This is an era in which executive power is running amok at all levels of government. Many times, those powers are usurped. However, on Wednesday, Wisconsin's governor put on an exhibition of extreme executive authority that has been explicitly granted to him, as he unilaterally amended a law so that it now mandates annual school spending increases for the next four centuries.
Under Wisconsin's "partial veto" law -- which is the most extreme in the union -- governors can eliminate words and digits in a bill so long as they don't combine multiple sentences to create new sentences.
The bill that was before Democratic Governor Tony Evers authorized $325-per-student annual spending increase "for the 2023-24 school year and the 2024-25 school year." Evers, himself a former teacher and state school superintendent, slashed the 20 and the hyphen from the 2025-25, thus making it refer to the year 2425 (if man is still alive).

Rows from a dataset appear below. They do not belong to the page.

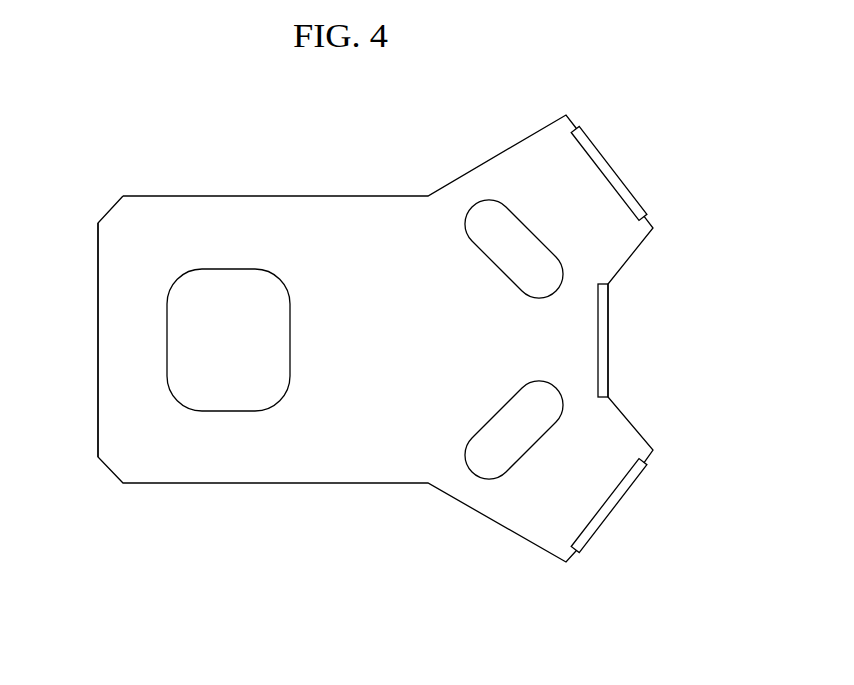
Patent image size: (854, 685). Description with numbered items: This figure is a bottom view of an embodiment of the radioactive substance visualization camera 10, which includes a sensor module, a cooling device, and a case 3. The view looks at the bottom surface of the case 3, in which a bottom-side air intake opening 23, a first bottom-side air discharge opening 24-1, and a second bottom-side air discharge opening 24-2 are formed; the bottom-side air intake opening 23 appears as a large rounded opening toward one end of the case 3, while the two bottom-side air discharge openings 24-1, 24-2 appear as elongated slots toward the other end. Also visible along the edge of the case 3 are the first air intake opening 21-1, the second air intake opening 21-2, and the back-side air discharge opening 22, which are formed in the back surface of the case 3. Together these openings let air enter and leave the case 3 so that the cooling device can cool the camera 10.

The radioactive substance visualization camera 10 is at (354, 130).
The case 3 is at (98, 357).
The bottom-side air intake opening 23 is at (228, 269).
The first bottom-side air discharge opening 24-1 is at (484, 479).
The second bottom-side air discharge opening 24-2 is at (489, 200).
The first air intake opening 21-1 is at (620, 500).
The second air intake opening 21-2 is at (600, 150).
The back-side air discharge opening 22 is at (610, 318).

Gov. Evers of Wisconsin, using his partial veto, ensured school funding increases for 400 years.
— Richard M. Nixon (@dick_nixon) July 5, 2023
He struck "the," "24," the following several words, "20," and the hyphen, creating "For the limit for 2023-2425, add $325 to the result under par." pic.twitter.com/zkjKAuFHBW
Partial vetoes are rarely overridden in the state, given it requires a two-thirds majority. A subsequent legislature and governor can nix the four-century spending increase plan, but unless they do, it's now the default path for Wisconsin school spending.
Republican Assembly Speaker Robin Vos called Evers' 400-year veto "an unprecedented brand-new way to screw the taxpayer...that was never imagined by a previous governor and certainly wouldn’t by anybody who thinks there is a fair process in Wisconsin.”
The partial veto power forces legislatures to devote extra time and energy to try thwarting the kind of monkey business Evers pulled on Wednesday. For example, the Milwaukee Journal Sentinel reports that Republicans are now careful to use "cannot" instead of "may not," as the latter phrasing allows a governor to strike the word "not" and enact a law that completely inverts the legislature's intent.
Democrats haven't been the only ones to abuse Wisconsin's partial veto power. In 2017, Scott Walker extended the expiration of a program authorizing increased spending on energy efficient programs for a thousand years. And while Evers made 51 partial vetoes this year, Republican Tommy Thompson is the record-holder with a whopping 457 of them in 1991.
Voters in the Badger State have twice voted to curtail the partial veto:
In 1990, voters took away the “Vanna White veto,” which had allowed governors to strike individual letters in words to create new words. In 2008, voters rejected the “Frankenstein veto,” which had involved combining parts of two or more sentences to create a new sentence." -- The New York Times
Despite those moves, governors keep making mischief. In addition to the 400-year alteration, Evers also gutted a GOP-led income tax cut, reducing its size from $3.5 billion to just $175 million, while also nixing a reduction in the number of tax brackets.
Looks like Wisconsin citizens who believe in limited executive power better go back to the drawing board.